Errada, porque preferências lexicográficas são reflexivas: qualquer cesto é pelo menos tão bom quanto ele mesmo.
- B)completas.
Errada, porque elas são completas: entre dois cestos, sempre é possível dizer qual é preferido ou se há indiferença.
- C)transitivas.
Errada, porque elas são transitivas: se A é preferido a B e B a C, então A é preferido a C.
- D)monótonas.
Errada, porque lexicográficas não são monótonas no sentido usual de preferência pela quantidade de todos os bens; a ordem depende de prioridade entre os atributos.
- E)contínuas.
Certa, porque preferências lexicográficas não são contínuas, já que pequenas variações podem gerar mudanças bruscas na ordem de preferência.
Gabarito: E
As preferências lexicográficas são aquelas em que o consumidor compara os bens como se seguisse uma ordem de prioridade absoluta: primeiro olha um atributo, e só se houver empate passa ao seguinte. É o clássico "primeiro isso, depois aquilo", sem negociação. Isso faz sentido intuitivo, mas cria um problema técnico importante: esse tipo de preferência não consegue ser representado de forma contínua. Na microeconomia, a continuidade é uma propriedade que permite, em linhas gerais, que pequenas mudanças nas quantidades não provoquem saltos bruscos na ordem de preferência.
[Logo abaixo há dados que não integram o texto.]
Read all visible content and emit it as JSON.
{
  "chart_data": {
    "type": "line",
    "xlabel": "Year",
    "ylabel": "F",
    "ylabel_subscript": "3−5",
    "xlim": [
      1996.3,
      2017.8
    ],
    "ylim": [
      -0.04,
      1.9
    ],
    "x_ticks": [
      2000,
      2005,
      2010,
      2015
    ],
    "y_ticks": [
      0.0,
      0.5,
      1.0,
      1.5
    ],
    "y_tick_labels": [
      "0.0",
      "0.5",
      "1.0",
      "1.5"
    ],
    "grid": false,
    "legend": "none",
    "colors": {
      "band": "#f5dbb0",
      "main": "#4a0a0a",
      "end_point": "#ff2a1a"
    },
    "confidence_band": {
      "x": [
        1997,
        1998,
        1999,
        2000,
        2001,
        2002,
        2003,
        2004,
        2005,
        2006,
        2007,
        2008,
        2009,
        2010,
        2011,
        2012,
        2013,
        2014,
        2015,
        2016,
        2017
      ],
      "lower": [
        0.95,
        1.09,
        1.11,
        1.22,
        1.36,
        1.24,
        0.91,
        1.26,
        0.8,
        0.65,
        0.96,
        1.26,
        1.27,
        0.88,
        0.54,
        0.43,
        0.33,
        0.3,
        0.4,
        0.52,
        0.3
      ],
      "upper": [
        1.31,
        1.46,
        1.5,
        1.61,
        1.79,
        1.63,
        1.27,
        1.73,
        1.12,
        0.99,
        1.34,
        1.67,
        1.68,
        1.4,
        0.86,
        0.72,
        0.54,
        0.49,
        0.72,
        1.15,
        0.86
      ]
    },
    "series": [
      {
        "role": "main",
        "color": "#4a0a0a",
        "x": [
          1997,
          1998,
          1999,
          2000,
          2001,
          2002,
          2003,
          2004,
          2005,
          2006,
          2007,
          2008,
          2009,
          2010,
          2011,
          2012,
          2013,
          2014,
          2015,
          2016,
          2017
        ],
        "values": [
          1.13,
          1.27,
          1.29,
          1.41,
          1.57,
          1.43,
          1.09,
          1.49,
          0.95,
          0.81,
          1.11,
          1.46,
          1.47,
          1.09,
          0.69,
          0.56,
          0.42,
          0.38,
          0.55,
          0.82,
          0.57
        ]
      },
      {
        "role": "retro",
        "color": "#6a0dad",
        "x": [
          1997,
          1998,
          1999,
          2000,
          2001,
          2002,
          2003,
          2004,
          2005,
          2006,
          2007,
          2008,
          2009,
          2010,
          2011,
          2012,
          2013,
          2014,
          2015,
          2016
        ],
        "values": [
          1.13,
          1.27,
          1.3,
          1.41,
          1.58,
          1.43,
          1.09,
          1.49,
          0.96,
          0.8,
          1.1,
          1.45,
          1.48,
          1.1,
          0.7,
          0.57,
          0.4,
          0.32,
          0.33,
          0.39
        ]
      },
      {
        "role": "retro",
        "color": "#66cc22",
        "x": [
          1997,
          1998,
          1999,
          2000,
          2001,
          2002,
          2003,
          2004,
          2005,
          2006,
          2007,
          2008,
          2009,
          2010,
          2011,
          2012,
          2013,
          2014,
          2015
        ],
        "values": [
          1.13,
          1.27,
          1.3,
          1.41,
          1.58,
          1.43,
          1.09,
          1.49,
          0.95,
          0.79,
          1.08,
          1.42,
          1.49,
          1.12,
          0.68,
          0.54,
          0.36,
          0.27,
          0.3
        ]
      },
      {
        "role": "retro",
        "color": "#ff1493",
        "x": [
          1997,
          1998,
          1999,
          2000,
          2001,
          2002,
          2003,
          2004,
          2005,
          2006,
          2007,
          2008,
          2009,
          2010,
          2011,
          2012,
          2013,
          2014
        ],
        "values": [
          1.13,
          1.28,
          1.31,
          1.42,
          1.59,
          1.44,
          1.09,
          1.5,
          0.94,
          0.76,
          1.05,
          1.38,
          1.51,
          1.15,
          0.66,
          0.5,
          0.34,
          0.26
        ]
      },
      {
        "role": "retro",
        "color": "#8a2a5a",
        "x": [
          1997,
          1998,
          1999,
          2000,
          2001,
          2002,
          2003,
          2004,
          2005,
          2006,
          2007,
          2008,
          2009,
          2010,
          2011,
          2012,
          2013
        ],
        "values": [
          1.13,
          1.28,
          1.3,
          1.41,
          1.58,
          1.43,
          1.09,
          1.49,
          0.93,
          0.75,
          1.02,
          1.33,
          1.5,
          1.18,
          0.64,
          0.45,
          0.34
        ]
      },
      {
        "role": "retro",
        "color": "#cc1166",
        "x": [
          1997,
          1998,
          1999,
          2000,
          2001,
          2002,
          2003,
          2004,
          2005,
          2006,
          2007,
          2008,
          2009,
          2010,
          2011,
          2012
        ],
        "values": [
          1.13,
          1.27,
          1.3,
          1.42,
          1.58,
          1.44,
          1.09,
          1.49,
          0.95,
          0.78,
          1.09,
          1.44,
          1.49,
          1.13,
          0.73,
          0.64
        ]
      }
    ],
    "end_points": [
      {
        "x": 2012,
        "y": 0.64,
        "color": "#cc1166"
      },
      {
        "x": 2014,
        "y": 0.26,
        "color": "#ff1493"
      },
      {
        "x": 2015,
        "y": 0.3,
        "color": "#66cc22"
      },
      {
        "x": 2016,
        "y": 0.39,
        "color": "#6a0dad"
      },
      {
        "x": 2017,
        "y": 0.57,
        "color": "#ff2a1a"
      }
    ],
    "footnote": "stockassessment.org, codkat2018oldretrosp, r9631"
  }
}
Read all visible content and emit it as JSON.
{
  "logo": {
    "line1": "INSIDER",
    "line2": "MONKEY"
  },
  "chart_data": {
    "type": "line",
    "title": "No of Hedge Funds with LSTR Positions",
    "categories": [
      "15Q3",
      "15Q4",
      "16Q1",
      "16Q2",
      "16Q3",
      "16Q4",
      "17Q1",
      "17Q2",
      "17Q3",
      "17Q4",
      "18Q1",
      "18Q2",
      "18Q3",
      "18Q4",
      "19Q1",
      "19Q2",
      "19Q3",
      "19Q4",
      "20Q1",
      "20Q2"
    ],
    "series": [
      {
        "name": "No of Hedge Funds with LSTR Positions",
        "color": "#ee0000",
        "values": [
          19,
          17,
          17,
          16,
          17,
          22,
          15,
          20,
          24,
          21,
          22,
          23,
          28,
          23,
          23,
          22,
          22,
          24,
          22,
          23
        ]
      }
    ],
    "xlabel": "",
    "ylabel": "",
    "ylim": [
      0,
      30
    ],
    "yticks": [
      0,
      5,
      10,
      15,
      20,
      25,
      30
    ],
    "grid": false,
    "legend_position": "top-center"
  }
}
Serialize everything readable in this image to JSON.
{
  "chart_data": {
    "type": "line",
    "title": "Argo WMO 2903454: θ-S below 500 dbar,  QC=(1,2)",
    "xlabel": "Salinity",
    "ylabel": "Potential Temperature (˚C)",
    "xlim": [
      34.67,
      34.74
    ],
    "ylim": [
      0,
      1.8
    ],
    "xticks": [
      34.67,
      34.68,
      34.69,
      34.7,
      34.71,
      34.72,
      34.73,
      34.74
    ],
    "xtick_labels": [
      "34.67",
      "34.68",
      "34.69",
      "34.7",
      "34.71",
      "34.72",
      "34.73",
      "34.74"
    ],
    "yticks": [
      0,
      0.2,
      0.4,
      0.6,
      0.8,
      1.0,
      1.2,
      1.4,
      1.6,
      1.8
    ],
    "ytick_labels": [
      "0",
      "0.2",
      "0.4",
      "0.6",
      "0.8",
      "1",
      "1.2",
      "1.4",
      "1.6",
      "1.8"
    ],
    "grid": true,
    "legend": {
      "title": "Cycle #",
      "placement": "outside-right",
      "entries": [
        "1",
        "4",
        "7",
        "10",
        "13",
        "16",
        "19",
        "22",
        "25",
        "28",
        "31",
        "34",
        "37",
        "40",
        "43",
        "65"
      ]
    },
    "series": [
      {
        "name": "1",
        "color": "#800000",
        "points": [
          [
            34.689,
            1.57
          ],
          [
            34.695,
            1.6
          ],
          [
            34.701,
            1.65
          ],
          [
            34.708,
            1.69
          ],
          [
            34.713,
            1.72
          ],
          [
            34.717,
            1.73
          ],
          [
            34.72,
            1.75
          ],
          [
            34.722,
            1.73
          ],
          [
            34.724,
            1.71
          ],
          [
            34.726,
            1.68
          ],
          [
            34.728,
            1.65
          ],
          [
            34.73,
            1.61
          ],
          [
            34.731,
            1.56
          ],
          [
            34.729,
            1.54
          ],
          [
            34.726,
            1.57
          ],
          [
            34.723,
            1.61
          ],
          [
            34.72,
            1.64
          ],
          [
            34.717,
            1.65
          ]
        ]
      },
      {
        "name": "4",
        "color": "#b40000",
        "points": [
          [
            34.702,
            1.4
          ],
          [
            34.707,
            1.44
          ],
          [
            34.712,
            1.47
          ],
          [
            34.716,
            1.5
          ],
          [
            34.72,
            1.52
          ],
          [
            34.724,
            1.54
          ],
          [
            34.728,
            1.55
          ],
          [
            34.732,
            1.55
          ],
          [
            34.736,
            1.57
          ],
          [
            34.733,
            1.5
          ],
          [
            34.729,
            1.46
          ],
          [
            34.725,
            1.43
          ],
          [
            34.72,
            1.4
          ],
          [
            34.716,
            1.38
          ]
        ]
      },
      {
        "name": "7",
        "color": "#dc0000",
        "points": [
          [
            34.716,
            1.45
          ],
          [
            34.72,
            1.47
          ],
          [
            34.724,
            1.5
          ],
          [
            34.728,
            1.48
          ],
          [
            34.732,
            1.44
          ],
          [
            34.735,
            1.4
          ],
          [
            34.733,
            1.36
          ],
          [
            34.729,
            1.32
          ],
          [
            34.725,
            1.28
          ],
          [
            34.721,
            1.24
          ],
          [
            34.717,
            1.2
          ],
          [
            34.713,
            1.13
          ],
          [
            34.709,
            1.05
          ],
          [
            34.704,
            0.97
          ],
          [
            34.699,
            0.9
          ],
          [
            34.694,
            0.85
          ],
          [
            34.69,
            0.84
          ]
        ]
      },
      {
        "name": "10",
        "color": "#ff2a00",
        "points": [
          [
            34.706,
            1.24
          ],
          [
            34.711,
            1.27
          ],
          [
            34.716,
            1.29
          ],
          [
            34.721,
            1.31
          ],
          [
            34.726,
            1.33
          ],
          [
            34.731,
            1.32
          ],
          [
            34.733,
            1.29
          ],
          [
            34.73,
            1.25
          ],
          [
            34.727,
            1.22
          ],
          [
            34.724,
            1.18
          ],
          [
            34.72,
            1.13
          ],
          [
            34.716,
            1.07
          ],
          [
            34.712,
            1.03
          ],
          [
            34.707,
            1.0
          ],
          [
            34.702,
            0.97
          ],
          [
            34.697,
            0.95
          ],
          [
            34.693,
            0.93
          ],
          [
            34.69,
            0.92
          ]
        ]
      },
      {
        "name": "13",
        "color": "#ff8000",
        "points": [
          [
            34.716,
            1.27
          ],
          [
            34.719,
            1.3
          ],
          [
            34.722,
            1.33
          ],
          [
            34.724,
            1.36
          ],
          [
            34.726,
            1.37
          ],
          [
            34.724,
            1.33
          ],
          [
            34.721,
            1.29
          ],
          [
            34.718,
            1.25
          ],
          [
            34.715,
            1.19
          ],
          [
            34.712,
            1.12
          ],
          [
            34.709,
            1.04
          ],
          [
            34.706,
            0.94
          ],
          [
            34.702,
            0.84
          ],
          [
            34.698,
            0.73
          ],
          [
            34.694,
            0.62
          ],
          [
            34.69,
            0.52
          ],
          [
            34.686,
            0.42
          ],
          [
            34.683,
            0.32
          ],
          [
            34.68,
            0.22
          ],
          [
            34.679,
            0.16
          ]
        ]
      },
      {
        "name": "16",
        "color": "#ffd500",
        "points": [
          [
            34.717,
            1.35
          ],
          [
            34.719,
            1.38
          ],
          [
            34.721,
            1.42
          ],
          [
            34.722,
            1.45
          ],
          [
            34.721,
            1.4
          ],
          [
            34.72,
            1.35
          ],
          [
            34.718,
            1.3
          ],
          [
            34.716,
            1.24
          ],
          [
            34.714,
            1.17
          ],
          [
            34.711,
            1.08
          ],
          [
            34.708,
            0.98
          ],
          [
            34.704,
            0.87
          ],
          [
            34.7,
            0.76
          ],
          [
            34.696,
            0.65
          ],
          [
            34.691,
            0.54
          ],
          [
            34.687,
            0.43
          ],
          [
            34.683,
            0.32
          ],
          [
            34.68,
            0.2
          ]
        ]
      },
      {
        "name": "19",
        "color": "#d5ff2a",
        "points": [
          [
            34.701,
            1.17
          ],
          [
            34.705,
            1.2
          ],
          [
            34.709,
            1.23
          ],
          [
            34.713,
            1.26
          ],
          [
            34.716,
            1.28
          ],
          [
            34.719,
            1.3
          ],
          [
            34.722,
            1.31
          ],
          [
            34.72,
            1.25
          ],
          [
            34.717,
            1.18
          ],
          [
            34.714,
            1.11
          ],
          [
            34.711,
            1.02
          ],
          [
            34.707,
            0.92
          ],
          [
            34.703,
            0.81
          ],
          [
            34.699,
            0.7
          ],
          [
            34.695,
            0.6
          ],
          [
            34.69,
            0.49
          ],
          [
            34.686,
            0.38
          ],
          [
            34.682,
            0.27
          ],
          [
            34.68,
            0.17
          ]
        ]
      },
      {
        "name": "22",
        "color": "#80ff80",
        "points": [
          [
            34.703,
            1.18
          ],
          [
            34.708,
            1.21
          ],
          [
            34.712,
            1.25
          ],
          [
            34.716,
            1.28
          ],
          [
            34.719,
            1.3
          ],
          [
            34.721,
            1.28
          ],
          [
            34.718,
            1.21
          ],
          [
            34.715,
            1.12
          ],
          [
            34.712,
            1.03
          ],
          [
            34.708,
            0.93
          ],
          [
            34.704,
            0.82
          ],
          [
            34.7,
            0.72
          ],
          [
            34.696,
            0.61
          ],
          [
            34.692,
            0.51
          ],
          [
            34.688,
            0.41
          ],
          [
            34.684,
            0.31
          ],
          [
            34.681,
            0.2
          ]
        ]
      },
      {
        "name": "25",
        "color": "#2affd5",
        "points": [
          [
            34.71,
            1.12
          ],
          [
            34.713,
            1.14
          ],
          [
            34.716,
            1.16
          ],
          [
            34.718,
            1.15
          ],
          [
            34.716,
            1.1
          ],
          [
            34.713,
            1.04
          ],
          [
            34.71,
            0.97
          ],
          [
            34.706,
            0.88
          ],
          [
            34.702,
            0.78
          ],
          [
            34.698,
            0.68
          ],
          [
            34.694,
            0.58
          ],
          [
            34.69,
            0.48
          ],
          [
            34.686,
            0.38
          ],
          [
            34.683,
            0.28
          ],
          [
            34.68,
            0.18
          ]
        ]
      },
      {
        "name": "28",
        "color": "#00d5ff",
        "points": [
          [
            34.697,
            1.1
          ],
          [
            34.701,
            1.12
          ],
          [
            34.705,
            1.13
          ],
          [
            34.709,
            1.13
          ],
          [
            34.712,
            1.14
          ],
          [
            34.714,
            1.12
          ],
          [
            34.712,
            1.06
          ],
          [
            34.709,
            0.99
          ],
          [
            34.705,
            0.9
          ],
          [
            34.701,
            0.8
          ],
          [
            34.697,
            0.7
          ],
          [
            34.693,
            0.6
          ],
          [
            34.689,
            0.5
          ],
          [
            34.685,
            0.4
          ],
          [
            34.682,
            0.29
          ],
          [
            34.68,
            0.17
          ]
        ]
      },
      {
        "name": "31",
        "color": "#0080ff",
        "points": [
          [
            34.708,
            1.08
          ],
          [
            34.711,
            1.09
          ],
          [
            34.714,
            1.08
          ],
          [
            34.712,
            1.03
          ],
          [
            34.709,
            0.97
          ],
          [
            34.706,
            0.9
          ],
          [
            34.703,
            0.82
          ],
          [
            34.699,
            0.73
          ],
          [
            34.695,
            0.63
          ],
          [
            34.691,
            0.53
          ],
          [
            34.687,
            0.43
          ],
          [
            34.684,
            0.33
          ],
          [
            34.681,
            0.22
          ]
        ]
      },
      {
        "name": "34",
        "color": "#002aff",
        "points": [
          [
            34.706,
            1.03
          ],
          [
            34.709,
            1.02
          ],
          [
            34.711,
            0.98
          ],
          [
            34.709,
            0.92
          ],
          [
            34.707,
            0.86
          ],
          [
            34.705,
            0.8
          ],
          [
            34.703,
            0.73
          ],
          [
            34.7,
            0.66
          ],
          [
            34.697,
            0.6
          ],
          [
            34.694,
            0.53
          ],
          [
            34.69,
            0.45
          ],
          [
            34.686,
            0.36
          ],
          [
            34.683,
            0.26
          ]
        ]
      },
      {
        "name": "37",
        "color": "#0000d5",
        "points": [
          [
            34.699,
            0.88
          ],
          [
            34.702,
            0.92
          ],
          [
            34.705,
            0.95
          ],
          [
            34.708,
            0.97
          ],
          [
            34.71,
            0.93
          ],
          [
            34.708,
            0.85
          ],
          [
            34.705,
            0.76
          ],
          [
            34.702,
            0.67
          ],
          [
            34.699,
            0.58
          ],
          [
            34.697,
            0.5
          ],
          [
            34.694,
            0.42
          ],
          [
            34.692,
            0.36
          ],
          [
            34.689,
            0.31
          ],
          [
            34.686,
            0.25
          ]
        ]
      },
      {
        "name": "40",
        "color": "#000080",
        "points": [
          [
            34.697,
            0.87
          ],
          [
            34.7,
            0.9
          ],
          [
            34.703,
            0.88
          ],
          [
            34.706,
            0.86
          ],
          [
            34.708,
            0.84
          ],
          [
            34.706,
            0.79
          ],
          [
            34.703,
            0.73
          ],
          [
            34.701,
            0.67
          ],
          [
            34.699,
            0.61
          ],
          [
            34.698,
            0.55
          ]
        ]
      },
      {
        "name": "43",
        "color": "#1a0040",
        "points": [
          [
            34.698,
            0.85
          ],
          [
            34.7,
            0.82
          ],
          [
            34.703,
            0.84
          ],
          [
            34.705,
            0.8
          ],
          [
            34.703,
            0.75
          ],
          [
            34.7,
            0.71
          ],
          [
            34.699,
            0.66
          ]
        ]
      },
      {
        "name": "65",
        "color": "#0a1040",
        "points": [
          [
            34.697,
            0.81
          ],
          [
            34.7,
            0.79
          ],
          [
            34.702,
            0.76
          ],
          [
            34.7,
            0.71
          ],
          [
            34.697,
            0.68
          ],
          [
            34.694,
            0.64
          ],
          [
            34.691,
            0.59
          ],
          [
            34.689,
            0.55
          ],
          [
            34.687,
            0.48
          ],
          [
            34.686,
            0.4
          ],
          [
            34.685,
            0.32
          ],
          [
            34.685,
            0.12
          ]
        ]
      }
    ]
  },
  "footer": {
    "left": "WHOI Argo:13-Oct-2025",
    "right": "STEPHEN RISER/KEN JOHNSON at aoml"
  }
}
Já nas preferências lexicográficas, um pequeno aumento no bem de maior prioridade pode mudar tudo, mesmo que o outro bem seja muito maior. Ou seja, a preferência “salta” de um cesto para outro sem transição suave. Por isso, o gabarito é a letra E. As preferências lexicográficas podem ser reflexivas, completas e transitivas, mas não são contínuas. Esse é um ponto clássico de teoria do consumidor: elas ajudam a ilustrar uma ordem de escolha, mas fogem das hipóteses usuais necessárias para a existência de uma função de utilidade contínua. Em provas, a FGV gosta de misturar propriedades de preferências com exemplos intuitivos. Então, se aparecer lexicográfica, pense logo em prioridade rígida, comparação em ordem e ausência de continuidade. O consumidor aqui não faz média, não negocia e não “alisa” a decisão: ele bate o martelo pelo primeiro critério relevante.